In hindsight, people tend to think an eventual outcome was inevitable, or more likely or predictable, than they might have before it happened. “What is the chance that that nice woman you met at the campsite just now will, in three hours, brutally murder her own nine-week old infant?” versus “Given that this nine-week old child has disappeared from the campsite, and the police suspect the mother of foul play, what is the prospect that her mother brutally murdered the child?”

Through “hindsight bias” we project new knowledge (of actual outcomes) onto our knowledge of the past (observed behaviour), without realising that the perception of the past has been tainted by the subsequent information.
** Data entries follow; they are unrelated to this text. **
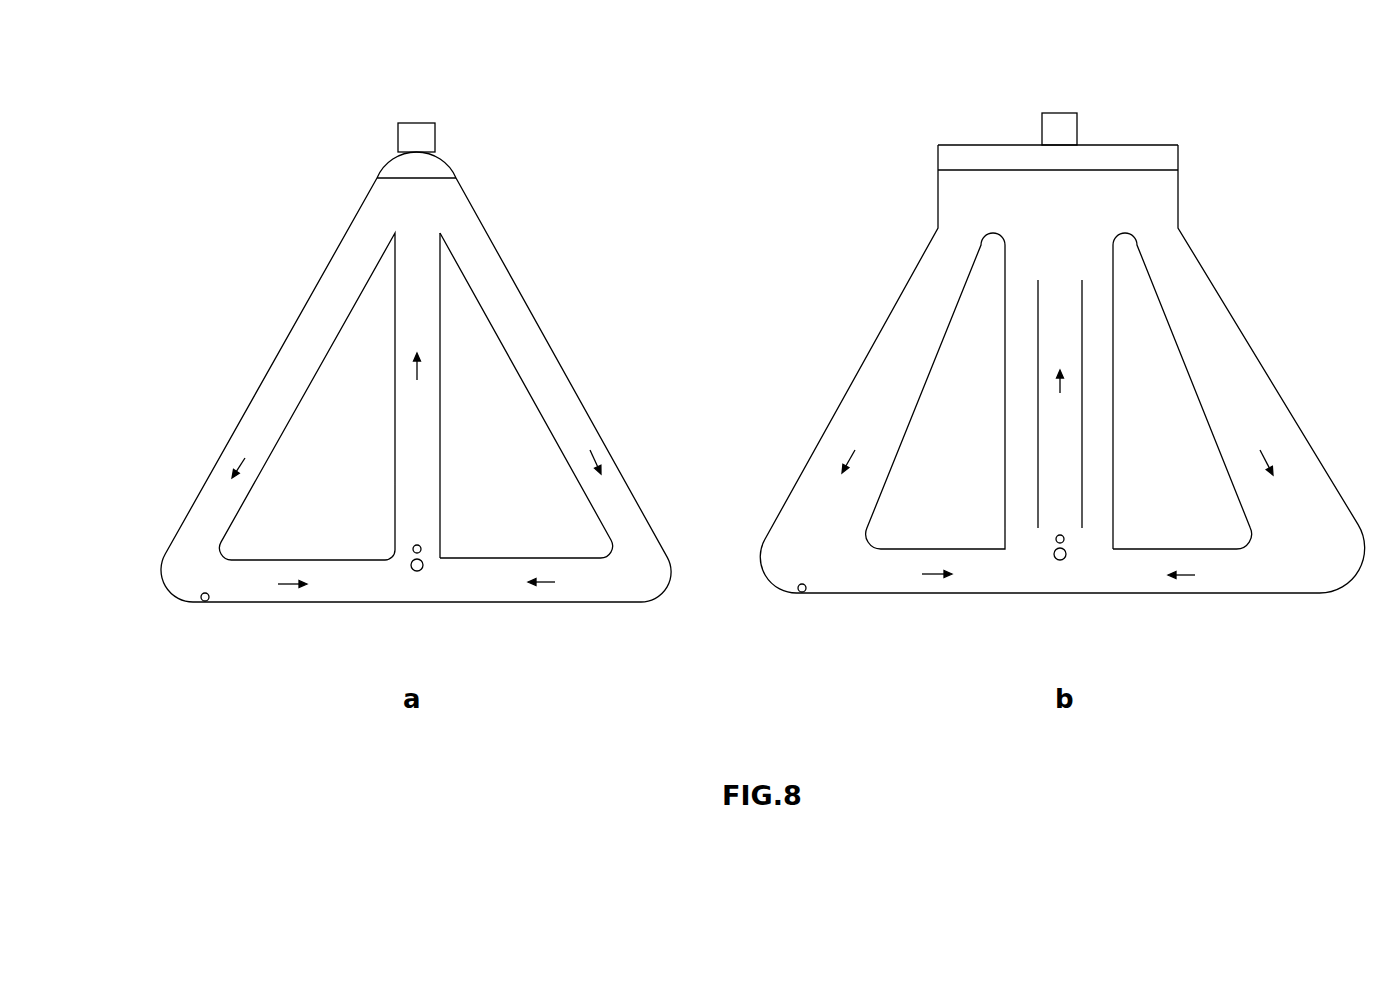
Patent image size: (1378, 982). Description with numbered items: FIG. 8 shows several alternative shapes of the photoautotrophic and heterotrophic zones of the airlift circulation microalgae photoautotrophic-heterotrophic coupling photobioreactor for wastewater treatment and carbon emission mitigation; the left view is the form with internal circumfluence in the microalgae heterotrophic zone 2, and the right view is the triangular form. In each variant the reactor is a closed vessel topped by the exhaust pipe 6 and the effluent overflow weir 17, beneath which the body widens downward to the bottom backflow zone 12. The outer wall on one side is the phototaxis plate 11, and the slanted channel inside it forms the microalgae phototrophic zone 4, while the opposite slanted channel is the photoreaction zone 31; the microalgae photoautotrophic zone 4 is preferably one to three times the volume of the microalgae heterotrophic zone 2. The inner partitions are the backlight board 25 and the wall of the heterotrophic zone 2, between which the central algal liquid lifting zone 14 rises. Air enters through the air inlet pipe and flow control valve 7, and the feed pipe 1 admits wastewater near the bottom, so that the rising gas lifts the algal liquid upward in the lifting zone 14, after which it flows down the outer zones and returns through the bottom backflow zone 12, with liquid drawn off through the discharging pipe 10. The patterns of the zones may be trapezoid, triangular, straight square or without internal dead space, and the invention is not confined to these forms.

The feed pipe 1 is at (421, 548).
The microalgae heterotrophic zone 2 is at (441, 461).
The microalgae phototrophic zone 4 is at (542, 353).
The exhaust pipe 6 is at (426, 134).
The air inlet pipe and flow control valve 7 is at (421, 569).
The discharging pipe 10 is at (208, 600).
The phototaxis plate 11 is at (586, 397).
The bottom backflow zone 12 is at (345, 603).
The algal liquid lifting zone 14 is at (417, 405).
The effluent overflow weir 17 is at (405, 173).
The backlight board 25 is at (276, 445).
The photoreaction zone 31 is at (298, 352).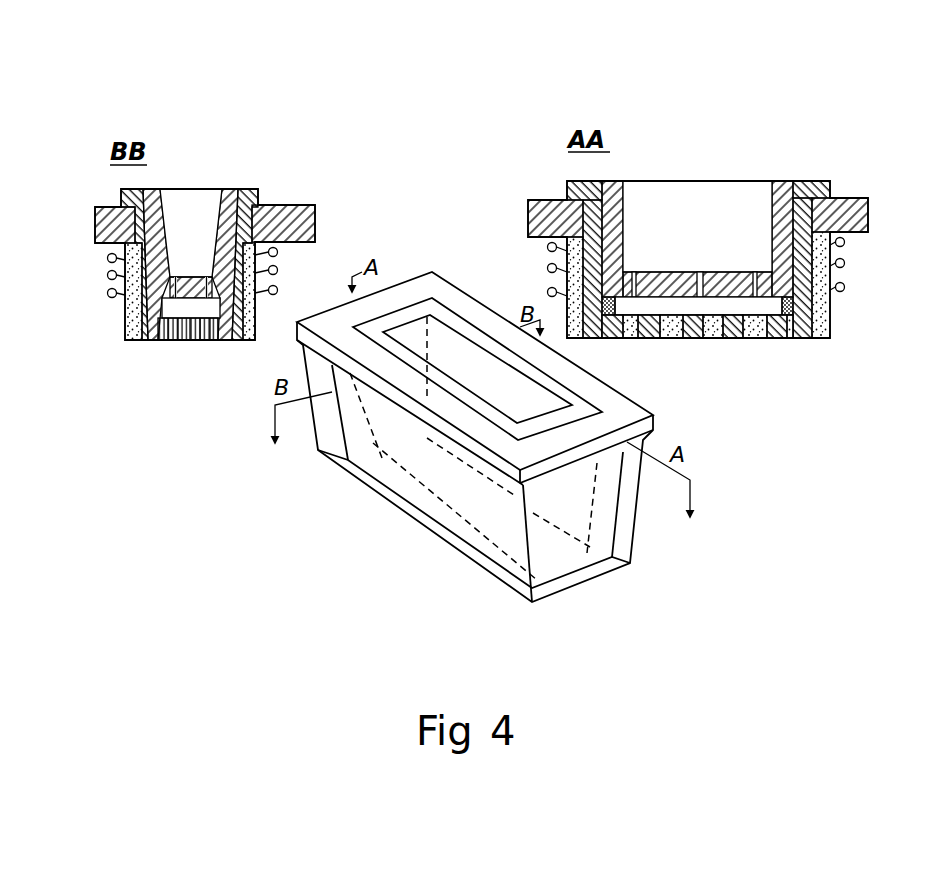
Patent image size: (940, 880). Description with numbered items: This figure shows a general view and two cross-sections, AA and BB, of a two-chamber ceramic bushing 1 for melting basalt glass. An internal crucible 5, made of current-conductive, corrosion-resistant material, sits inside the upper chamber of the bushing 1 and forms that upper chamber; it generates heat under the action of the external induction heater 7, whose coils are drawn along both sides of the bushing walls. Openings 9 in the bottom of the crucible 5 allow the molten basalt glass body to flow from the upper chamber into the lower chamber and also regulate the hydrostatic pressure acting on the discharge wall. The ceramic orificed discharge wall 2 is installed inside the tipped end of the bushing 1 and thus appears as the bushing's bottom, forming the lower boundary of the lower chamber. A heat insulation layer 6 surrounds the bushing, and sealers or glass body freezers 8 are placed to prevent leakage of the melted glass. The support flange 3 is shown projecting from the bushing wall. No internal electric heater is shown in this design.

The ceramic bushing 1 is at (258, 190).
The orificed discharge wall 2 is at (175, 337).
The support flange 3 is at (298, 210).
The internal crucible 5 is at (228, 189).
The heat insulation layer 6 is at (137, 313).
The external induction heater 7 is at (110, 275).
The sealer glass body freezer 8 is at (817, 338).
The openings at the bottom of the crucible 9 is at (750, 272).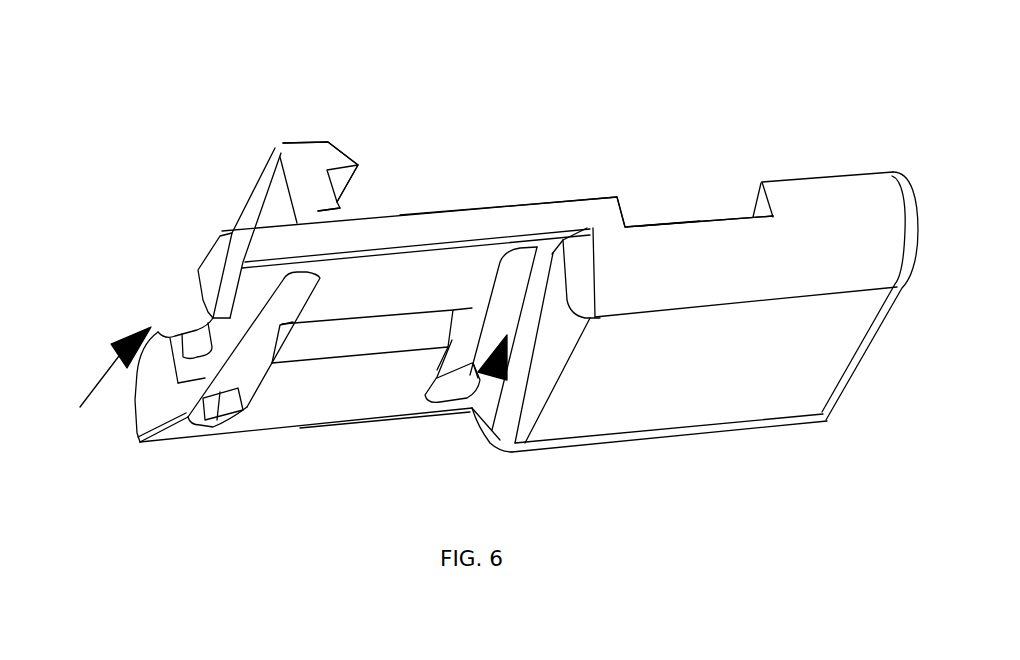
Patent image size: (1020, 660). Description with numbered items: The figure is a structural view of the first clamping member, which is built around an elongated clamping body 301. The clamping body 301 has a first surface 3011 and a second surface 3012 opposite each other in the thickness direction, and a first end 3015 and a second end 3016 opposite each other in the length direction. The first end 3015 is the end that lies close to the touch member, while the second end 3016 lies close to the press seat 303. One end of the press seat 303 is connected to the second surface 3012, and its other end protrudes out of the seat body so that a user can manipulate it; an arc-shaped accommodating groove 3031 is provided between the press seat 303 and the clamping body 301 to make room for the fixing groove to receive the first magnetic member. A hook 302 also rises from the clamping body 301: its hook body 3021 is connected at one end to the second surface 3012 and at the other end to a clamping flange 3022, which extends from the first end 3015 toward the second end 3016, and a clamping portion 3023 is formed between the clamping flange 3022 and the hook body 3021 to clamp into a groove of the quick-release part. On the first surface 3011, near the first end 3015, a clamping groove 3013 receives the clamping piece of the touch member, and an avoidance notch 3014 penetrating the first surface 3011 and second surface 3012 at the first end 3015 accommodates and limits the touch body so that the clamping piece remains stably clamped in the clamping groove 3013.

The clamping body 301 is at (297, 243).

Once a person becomes a prime suspect and prosecutors arrive at an outcome in their own determination of who they believe is guilty — hindsight bias suggests that, upon reflection, the suspect was the inevitable and likely suspect from the beginning. Evidence is malleable in light of this “realisation”.

This is compounded by a “reiteration” effect. Our confidence in a theory increases the more we hear it, independent of its truth or falsity. The longer that police, prosecutors and witnesses live with a conclusion of guilt, the more entrenched their conclusion becomes, and the more obvious it appears that all evidence pointed to that conclusion from the very beginning. This “reiteration effect” makes it increasingly difficult for police and prosecutors to consider alternative perpetrators or theories of a crime.

Outcome bias

Like hindsight bias, “outcome bias” involves projecting subsequent “outcomes” onto observed behaviour, only about the quality of a suspect’s decision. Subjects are more likely to judge as bad a suspect’s decision to operate when they are told the patient died during surgery than when told the patient survived. This is the operator error presumption from Sidney Dekker’s The Field Guide to Human Error Investigations

Sunk cost fallacy

The inclination to continue an endeavour once money, effort, time or credibility has been invested, even when new evidence suggests the defendant might be innocent. (see also commitment when talking about persuasion)

Antidotes

Q: How many psychiatrists does it take to change a light bulb?
A: Just one; but the light bulb really has to want to change.

Some strategies to counteract the effect, but the predominant one is to want to keep an open mind.

Hanlon’s, and Otto’s razor

“Do not attribute to malice things that can just as well be explained by stupidity.”

Hanlon’s razor

Don’t assume malice where stupidity will do; likewise, per Otto’s razor, don’t attribute to virtue something that could equally be attributed to self-interest; or to skill something that could equally be attributed to dumb luck.

  1. A Perfect Storm: The True Story of the Chamberlains is a fabulous accout of the whole affair.
  2. A common schoolyard joke at the time: Q: What is the ring of diust rising around Ayers Rock? A: The dingoes doing a lap of honour.
  3. Conviction: The Christchurch Civic Creche Case
  4. Black Hands: A Family Mass Murder
  5. New Law Journal: The Trouble With “Sure”
  6. Anchoring is relatively well documented. Kahneman and Tversky asked subjects to to spin a wheel of fortune and, after spinning, to estimate the percentage of African nations in the UN. Those who landed on a higher number gave significantly higher estimates than those who landed on a lower number.